Jeffrey T. Babcock, Death on Denali: Climbing Disasters on Mount McKinley (DVD)
I saw the mountains where the unchanging sunrise lay
- C.S. Lewis, The Great Divorce
Death on Denali is a fit and fine companion to Jeffrey Babcock’s charmer and suspense packed non-fiction novel, Should I Not Return (2012). In fact, the finely tuned and wisely orchestrated telling of the various Denali expeditions in Death on Denali (running time 106 minutes) elicits many a sit down and see as mountaineering tales unfold from multiple angles.
There are many layers to ponder in this DVD. Those who are mountaineering history buffs (with an interest in the many attempts to summit Denali) are offered a generous and informed aerial overview of the many attempts, in the early decades of the 20th century, by the dishonest Dr. Cook, the Sourdough Expedition, Brown, Stuck and the formidable Bradford Washburn to summit Denali (some more successful than others). The different routes are highlighted and illustrated in precise detail. The DVD is worth the watching if for no other reason than the early attempts (some more tragic than others) to stand on the South Peak of Denali has its own magnetic attraction.
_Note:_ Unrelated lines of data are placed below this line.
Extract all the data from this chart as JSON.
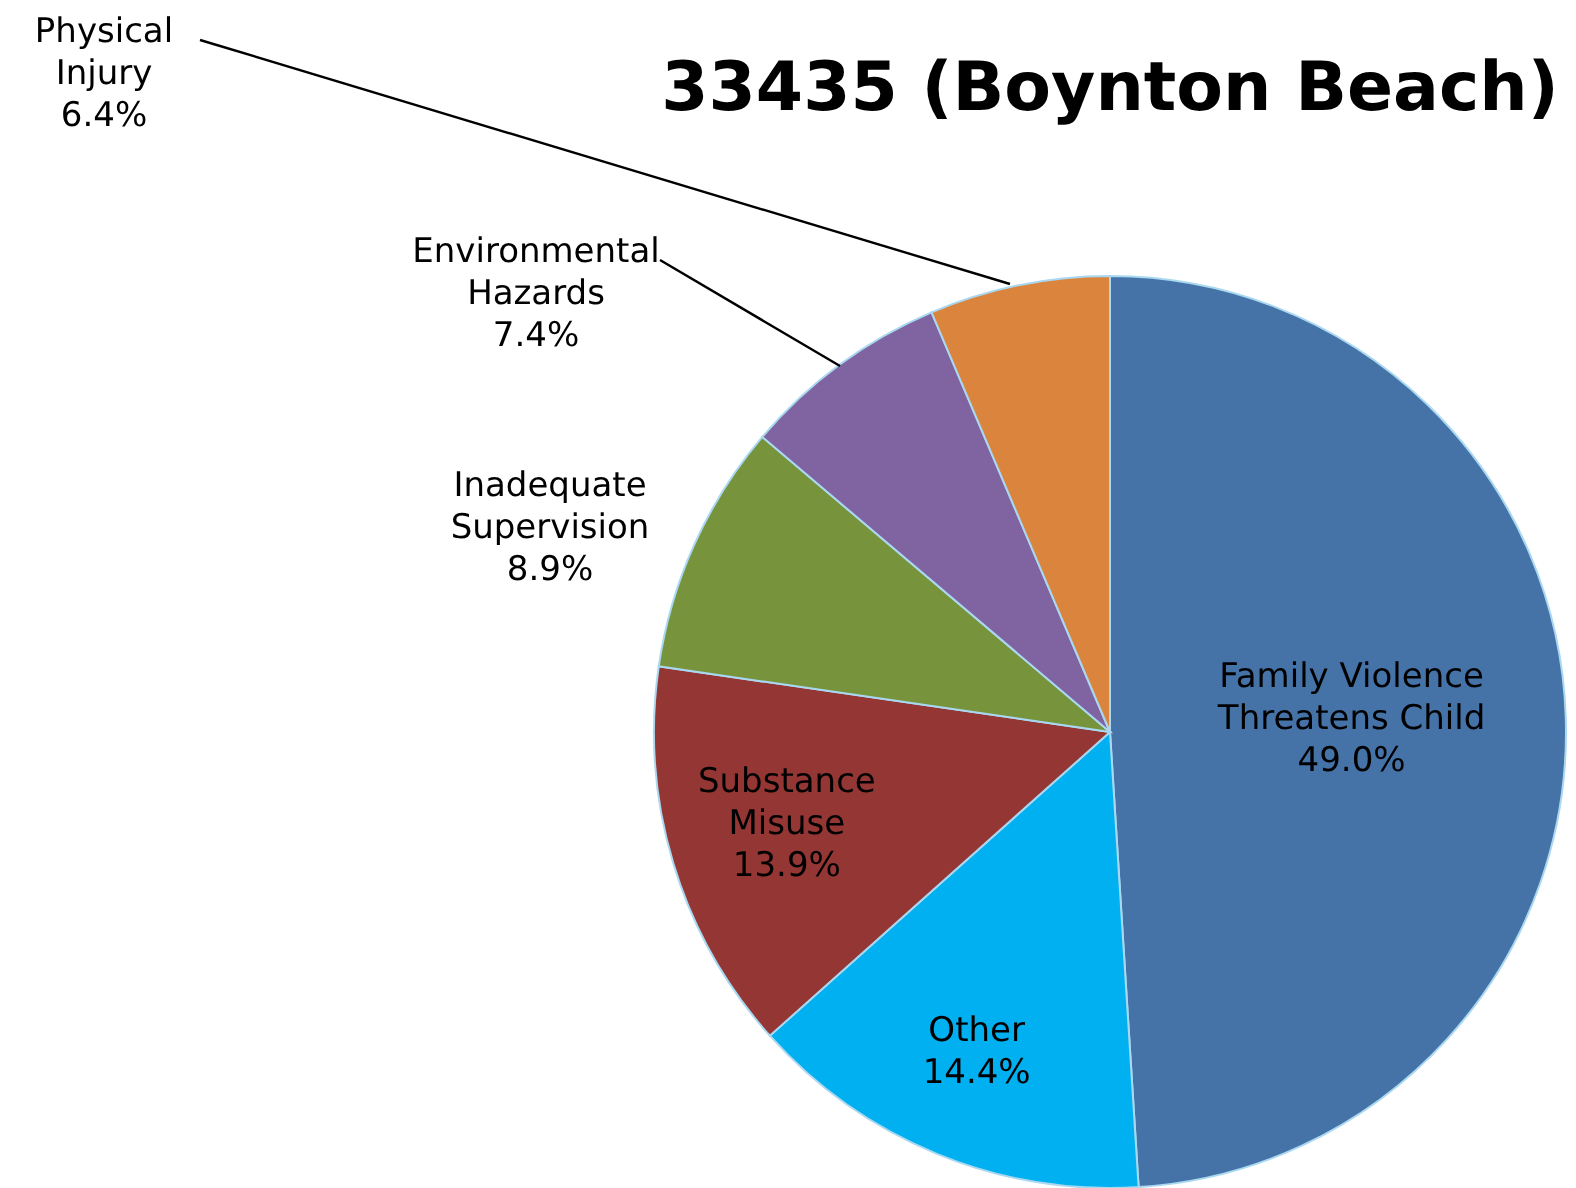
{
  "chart_data": {
    "type": "pie",
    "title": "33435 (Boynton Beach)",
    "categories": [
      "Family Violence Threatens Child",
      "Other",
      "Substance Misuse",
      "Inadequate Supervision",
      "Environmental Hazards",
      "Physical Injury"
    ],
    "values": [
      49.0,
      14.4,
      13.9,
      8.9,
      7.4,
      6.4
    ],
    "colors": [
      "#4572a7",
      "#00b0f0",
      "#943634",
      "#77933c",
      "#8064a2",
      "#db843d"
    ],
    "value_labels": [
      "49.0%",
      "14.4%",
      "13.9%",
      "8.9%",
      "7.4%",
      "6.4%"
    ]
  }
}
There are others with an abiding interest in understanding why 7 of the 12 on the Wilcox climb died on Denali on July 1967. Jeffrey Babcock, to his meticulous credit, points the way to must read books to get a fix and feel for different interpretive approaches to the 1967 disaster: Snyder (1973), Wilcox (1981), Tabor (2007), Babcock (2012) and Hall (2014)—there is even Sheldon’s Wager in the Wind. The listed books are yet another convincing reason why Death on Denali is a keeper and must see DVD.
But, there is yet more to entice the curious mountain keener. Jeffrey was on the 1967 climb of Denali when 7 of the 12 of the Wilcox group died in a relentless storm—he was part of another climbing team, but he was also part of the search and rescue (there were, sadly so, none to rescue) team. Death on Denali has plenty of graphic photos of both the sheer beauty and cathedral like magnificence of Denali but also the remnants and remains of those who perished---sights not for the faint of heart. A significant part of the DVD lingers on this needful core issue—always of prime importance when actual witnesses recount and record their impressions.
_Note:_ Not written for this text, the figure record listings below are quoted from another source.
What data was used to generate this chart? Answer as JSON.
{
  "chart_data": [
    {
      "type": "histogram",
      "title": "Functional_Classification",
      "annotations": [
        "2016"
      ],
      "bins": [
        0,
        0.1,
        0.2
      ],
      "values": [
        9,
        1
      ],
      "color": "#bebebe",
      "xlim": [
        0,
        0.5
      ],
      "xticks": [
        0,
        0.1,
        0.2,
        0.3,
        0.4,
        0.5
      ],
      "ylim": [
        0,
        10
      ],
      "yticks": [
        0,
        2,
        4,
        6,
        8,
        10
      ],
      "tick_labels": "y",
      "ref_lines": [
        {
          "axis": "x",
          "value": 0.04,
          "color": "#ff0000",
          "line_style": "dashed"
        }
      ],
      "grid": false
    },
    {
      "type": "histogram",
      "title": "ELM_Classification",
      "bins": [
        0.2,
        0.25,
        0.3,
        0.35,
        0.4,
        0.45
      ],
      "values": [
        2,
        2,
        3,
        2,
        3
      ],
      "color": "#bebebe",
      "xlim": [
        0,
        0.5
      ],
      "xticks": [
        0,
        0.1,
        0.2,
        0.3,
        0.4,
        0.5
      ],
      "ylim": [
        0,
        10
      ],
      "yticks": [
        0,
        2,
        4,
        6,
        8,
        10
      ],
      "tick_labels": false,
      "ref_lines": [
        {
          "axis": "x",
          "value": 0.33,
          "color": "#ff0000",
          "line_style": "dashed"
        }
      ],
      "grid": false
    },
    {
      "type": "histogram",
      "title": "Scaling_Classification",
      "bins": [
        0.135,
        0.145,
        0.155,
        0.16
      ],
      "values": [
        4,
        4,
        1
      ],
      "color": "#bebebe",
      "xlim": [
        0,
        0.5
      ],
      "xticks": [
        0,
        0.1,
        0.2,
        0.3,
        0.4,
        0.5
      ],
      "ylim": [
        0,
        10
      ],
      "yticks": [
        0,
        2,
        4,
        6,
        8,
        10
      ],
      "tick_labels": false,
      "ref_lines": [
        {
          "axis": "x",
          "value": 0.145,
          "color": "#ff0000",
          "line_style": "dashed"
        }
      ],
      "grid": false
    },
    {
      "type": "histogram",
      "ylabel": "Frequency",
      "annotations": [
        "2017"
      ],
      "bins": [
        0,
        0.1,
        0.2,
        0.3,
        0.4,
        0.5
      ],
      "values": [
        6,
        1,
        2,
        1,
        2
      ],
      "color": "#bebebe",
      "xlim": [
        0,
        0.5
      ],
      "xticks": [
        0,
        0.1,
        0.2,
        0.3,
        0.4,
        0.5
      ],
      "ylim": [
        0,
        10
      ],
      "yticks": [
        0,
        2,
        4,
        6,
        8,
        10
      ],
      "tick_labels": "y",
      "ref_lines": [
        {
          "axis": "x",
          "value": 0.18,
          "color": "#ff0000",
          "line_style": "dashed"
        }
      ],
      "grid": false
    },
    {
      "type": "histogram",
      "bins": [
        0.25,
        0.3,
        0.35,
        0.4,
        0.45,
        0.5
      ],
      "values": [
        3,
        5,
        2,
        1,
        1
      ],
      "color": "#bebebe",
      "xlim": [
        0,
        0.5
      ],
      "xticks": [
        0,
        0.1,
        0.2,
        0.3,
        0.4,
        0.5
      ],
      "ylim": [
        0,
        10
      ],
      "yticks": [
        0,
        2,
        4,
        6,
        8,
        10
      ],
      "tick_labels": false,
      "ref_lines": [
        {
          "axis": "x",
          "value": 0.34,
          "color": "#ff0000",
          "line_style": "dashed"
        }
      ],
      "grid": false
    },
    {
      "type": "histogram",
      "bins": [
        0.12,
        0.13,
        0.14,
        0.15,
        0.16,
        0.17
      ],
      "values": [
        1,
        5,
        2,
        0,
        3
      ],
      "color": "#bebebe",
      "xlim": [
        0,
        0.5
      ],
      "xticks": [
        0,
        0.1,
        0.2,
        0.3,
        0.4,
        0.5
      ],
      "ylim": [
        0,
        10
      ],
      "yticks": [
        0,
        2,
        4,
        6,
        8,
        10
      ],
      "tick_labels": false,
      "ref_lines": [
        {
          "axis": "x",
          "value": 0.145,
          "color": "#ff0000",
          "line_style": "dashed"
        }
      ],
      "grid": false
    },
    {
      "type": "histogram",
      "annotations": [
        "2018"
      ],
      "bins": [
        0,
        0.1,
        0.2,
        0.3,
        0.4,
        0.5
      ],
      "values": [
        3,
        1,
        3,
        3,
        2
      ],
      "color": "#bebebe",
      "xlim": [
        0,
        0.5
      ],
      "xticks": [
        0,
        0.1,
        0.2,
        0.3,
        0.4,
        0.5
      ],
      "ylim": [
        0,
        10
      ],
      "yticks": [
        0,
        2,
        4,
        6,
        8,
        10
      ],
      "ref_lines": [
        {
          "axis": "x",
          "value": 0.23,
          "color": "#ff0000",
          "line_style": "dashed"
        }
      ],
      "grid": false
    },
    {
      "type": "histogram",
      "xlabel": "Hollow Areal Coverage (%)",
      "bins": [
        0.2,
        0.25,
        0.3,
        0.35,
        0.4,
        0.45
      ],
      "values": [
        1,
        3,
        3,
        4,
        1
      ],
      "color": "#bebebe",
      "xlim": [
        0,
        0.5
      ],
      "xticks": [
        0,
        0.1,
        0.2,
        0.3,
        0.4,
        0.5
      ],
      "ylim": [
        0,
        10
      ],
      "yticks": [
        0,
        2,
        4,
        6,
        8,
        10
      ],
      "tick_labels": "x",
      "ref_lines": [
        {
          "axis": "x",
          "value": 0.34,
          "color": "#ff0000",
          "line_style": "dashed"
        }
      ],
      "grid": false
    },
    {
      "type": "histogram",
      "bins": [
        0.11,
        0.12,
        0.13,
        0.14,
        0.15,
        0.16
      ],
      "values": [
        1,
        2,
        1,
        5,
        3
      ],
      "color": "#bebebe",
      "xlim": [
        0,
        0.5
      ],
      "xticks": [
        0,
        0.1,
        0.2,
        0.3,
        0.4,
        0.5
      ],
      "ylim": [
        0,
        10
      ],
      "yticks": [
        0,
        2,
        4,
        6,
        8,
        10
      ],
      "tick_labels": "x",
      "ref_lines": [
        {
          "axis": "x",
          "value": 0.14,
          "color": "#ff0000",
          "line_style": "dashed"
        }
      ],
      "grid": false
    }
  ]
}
There is also a more reflective and philosophical tone in the DVD, pointing and hinting towards a deeper spiritual aspect to Death on Denali. There are literal and spiritual mountains, there are literal and spiritual treks and climbs---none can avoid the latter pilgrimage through life. Some of the final reflections, including poignant and evocative insights from a sister of one of the dead climbers go deep and tender.
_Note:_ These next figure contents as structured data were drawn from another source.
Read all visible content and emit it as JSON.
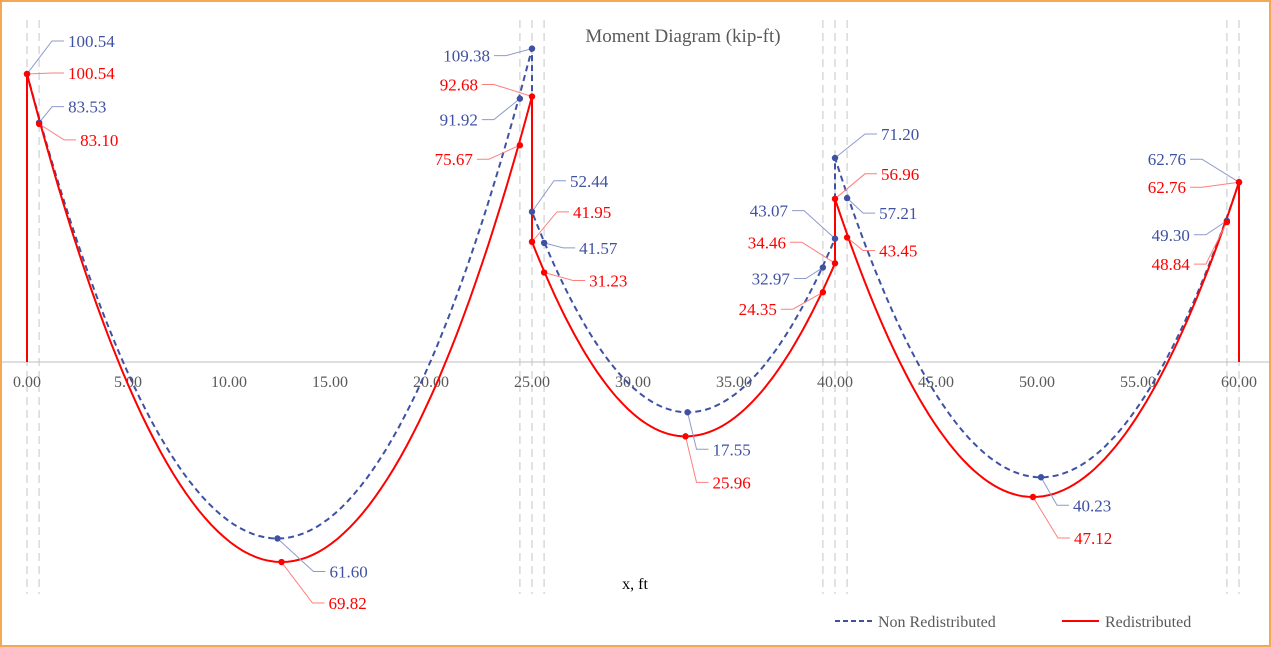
{
  "chart_data": {
    "type": "line",
    "title": "Moment Diagram (kip-ft)",
    "xlabel": "x, ft",
    "ylabel": "",
    "xlim": [
      0,
      60
    ],
    "x_ticks": [
      "0.00",
      "5.00",
      "10.00",
      "15.00",
      "20.00",
      "25.00",
      "30.00",
      "35.00",
      "40.00",
      "45.00",
      "50.00",
      "55.00",
      "60.00"
    ],
    "y_convention": "support moments plotted upward, span moments downward; labels print magnitudes",
    "legend_position": "bottom-right",
    "reference_lines_x": [
      0,
      0.6,
      24.4,
      25,
      25.6,
      39.4,
      40,
      40.6,
      59.4,
      60
    ],
    "series": [
      {
        "name": "Non Redistributed",
        "color": "#3F51A3",
        "style": "dashed",
        "spans": [
          {
            "start": [
              0,
              100.54
            ],
            "min": [
              12.4,
              -61.6
            ],
            "end": [
              25,
              109.38
            ]
          },
          {
            "start": [
              25,
              52.44
            ],
            "min": [
              32.7,
              -17.55
            ],
            "end": [
              40,
              43.07
            ]
          },
          {
            "start": [
              40,
              71.2
            ],
            "min": [
              50.2,
              -40.23
            ],
            "end": [
              60,
              62.76
            ]
          }
        ],
        "points": [
          {
            "x": 0,
            "y": 100.54,
            "label": "100.54"
          },
          {
            "x": 0.6,
            "y": 83.53,
            "label": "83.53"
          },
          {
            "x": 12.4,
            "y": -61.6,
            "label": "61.60"
          },
          {
            "x": 24.4,
            "y": 91.92,
            "label": "91.92"
          },
          {
            "x": 25,
            "y": 109.38,
            "label": "109.38"
          },
          {
            "x": 25,
            "y": 52.44,
            "label": "52.44"
          },
          {
            "x": 25.6,
            "y": 41.57,
            "label": "41.57"
          },
          {
            "x": 32.7,
            "y": -17.55,
            "label": "17.55"
          },
          {
            "x": 39.4,
            "y": 32.97,
            "label": "32.97"
          },
          {
            "x": 40,
            "y": 43.07,
            "label": "43.07"
          },
          {
            "x": 40,
            "y": 71.2,
            "label": "71.20"
          },
          {
            "x": 40.6,
            "y": 57.21,
            "label": "57.21"
          },
          {
            "x": 50.2,
            "y": -40.23,
            "label": "40.23"
          },
          {
            "x": 59.4,
            "y": 49.3,
            "label": "49.30"
          },
          {
            "x": 60,
            "y": 62.76,
            "label": "62.76"
          }
        ]
      },
      {
        "name": "Redistributed",
        "color": "#FF0000",
        "style": "solid",
        "spans": [
          {
            "start": [
              0,
              100.54
            ],
            "min": [
              12.6,
              -69.82
            ],
            "end": [
              25,
              92.68
            ]
          },
          {
            "start": [
              25,
              41.95
            ],
            "min": [
              32.6,
              -25.96
            ],
            "end": [
              40,
              34.46
            ]
          },
          {
            "start": [
              40,
              56.96
            ],
            "min": [
              49.8,
              -47.12
            ],
            "end": [
              60,
              62.76
            ]
          }
        ],
        "end_verticals": true,
        "points": [
          {
            "x": 0,
            "y": 100.54,
            "label": "100.54"
          },
          {
            "x": 0.6,
            "y": 83.1,
            "label": "83.10"
          },
          {
            "x": 12.6,
            "y": -69.82,
            "label": "69.82"
          },
          {
            "x": 24.4,
            "y": 75.67,
            "label": "75.67"
          },
          {
            "x": 25,
            "y": 92.68,
            "label": "92.68"
          },
          {
            "x": 25,
            "y": 41.95,
            "label": "41.95"
          },
          {
            "x": 25.6,
            "y": 31.23,
            "label": "31.23"
          },
          {
            "x": 32.6,
            "y": -25.96,
            "label": "25.96"
          },
          {
            "x": 39.4,
            "y": 24.35,
            "label": "24.35"
          },
          {
            "x": 40,
            "y": 34.46,
            "label": "34.46"
          },
          {
            "x": 40,
            "y": 56.96,
            "label": "56.96"
          },
          {
            "x": 40.6,
            "y": 43.45,
            "label": "43.45"
          },
          {
            "x": 49.8,
            "y": -47.12,
            "label": "47.12"
          },
          {
            "x": 59.4,
            "y": 48.84,
            "label": "48.84"
          },
          {
            "x": 60,
            "y": 62.76,
            "label": "62.76"
          }
        ]
      }
    ]
  }
}
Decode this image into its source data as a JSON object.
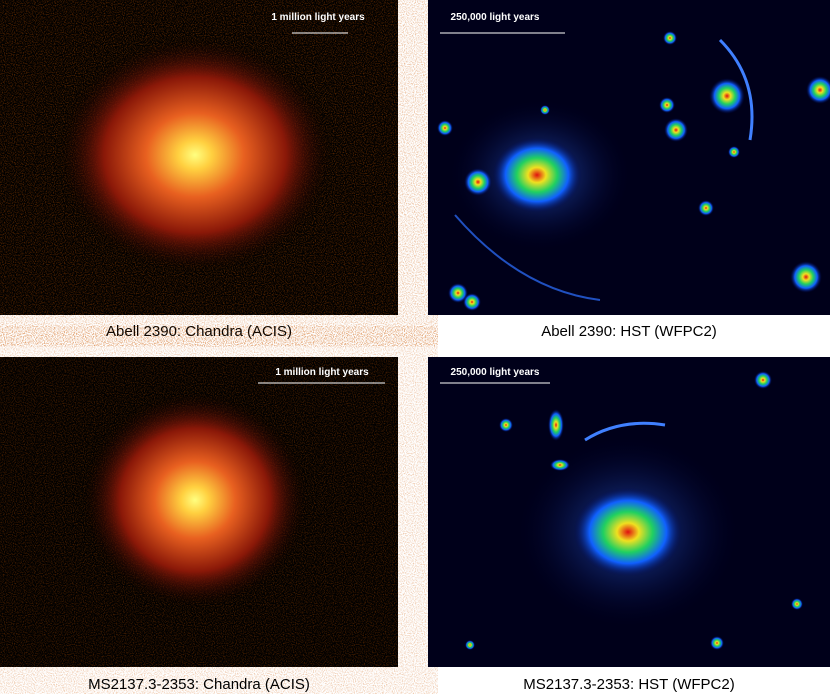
{
  "panels": [
    {
      "scale_label": "1 million light years",
      "caption": "Abell 2390: Chandra (ACIS)"
    },
    {
      "scale_label": "250,000 light years",
      "caption": "Abell 2390: HST (WFPC2)"
    },
    {
      "scale_label": "1 million light years",
      "caption": "MS2137.3-2353: Chandra (ACIS)"
    },
    {
      "scale_label": "250,000 light years",
      "caption": "MS2137.3-2353: HST (WFPC2)"
    }
  ]
}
These are but some of the reasons that Death on Denali is a must see and purchase. There are, though, other reasons to delight in the CVD—the visual mountain feast, from different angles, of Denali, bunched up glaciers and deep gorged crevasses, ant like climbers and surrounding mountains---also some of the tidbits and morsels of Alaskan history makes for a generous entrée to mountaineering lore and legend.
There is no doubt that Should I Not Return and Death on Denali are hand in glove fits—they belong together and the one without the other is like a right without a left arm, a left without a right leg---in short, much is missing and unbalanced when only one or the other is read, watched and pondered. The creative genius and tale telling beauty of these mountaineering classics should be in the library of anyone minimally concerned with the often complicated yet tantalizing world of mountaineering culture of which Denali has many secrets revealed and yet to be revealed.
I have been quite fortunate the last few years to get to know Jeffrey Babcock—the fact he (and a few others) managed to live through the ill fated and tragic 1967 climb of Denali gives him a unique read on the reasons why others died. The 1967 disaster on Denali remains, to this day, one of the worst high mountaineering accidents in North America.
My many emails with Jeffrey have illuminated much for me that is not in the book or DVD, but both book and DVD tell a tale not to miss.